The man’s hands were on his hips, his head inclined forward. From his expression, Lang was glad he couldn’t hear what was being said.

“I don’t want to know, Miles. The only reason you’d tell me is to hook me in further. I’m retired and want to stay that way.”

During the pause before Miles’s answer, the woman reacted to whatever the man had said by stepping into the first elevator that opened, although it was in a different bank, going to a floor other than the ones served by the cars for which she had been waiting.

“Well, that’s your business, Lang, but as an old pal, I’ll give you some free advice.”

“No doubt worth every penny I pay for it.”

The man started to follow. He got one foot in past the door before he received a slap to the face that reverberated across the marble lobby. He jerked back as though attempting to avoid the strike of a venomous snake.

“OK, don’t take it. But were I you, I’d beef up whatever security you have around the house.”

A mechanical voice interrupted the conversation, demanding more money.

Lang shoved it in. “Whoa! What about security?”

“Dow pretty well spilled everything he knew after a little, ah, persuasion.”

“I’m disappointed he didn’t get the works, but what about security around the house?”

The man who had been slapped was frantically pushing the up button of the bank of elevators the woman had taken.

“OK, so he was probably in a little more hurt than you were when the Dominicans finished with him. Fact is, he’s under guard in a prison hospital. One of the things he mentioned was, his superiors think you know something you shouldn’t. You know how the Chinese handle that problem. The Guoanbu ain’t good people. They’re going to be on you like white on rice until somebody in the government pulls them off or—”

“I get the picture. And you have a plan to make someone call off the dogs.”

“Of course!” Miles was cheerful, the way he always was when he was getting his way.

Lang sighed. Dealing with the Agency was like waltzing with the tar baby: there was no way not to get stuck.

An elevator door opened. The man got on. Seconds later, another opened and the woman got off. Lang turned to stare at the wall. It was more restful.

“OK, Miles, tell me what you have in mind.”

“First, a little background. About a year ago, ECHELON picked up an exchange of messages between the People’s Republic and Haiti.”

Miles was referring to the system operated by the British, Americans, Australians, New Zealanders and Canadians that intercepted any message in the world sent via satellite. Landlines were becoming as obsolete as buggy whips. Consequently, ECHELON’s volume was so great that computers had to search communications for key words before the number of messages of possible interest could be reduced to numbers a finite staff of humans could listen to or read.

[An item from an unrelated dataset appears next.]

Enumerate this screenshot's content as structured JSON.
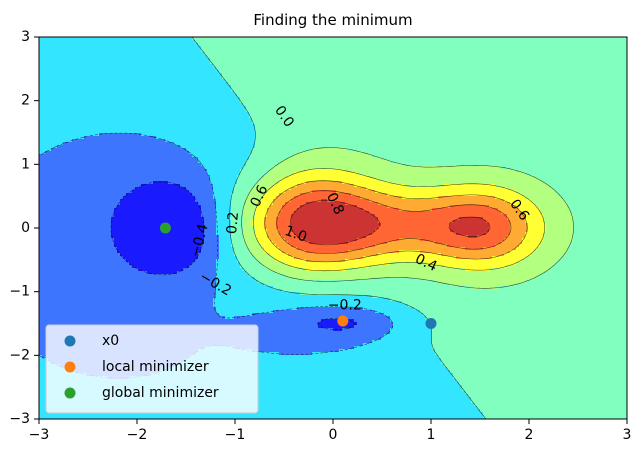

“Since any communication by the Chinese to a country of this hemisphere is of interest,” Miles continued, “we followed the conversation. China has no embassy or even trade attaché in Haiti and the two countries have no common code, so the messages were in the clear, something about establishing a trading partnership. As you remarked before going there, there’s damn little Haiti exports that China wants and even less the Chinese manufacture that Haiti could afford.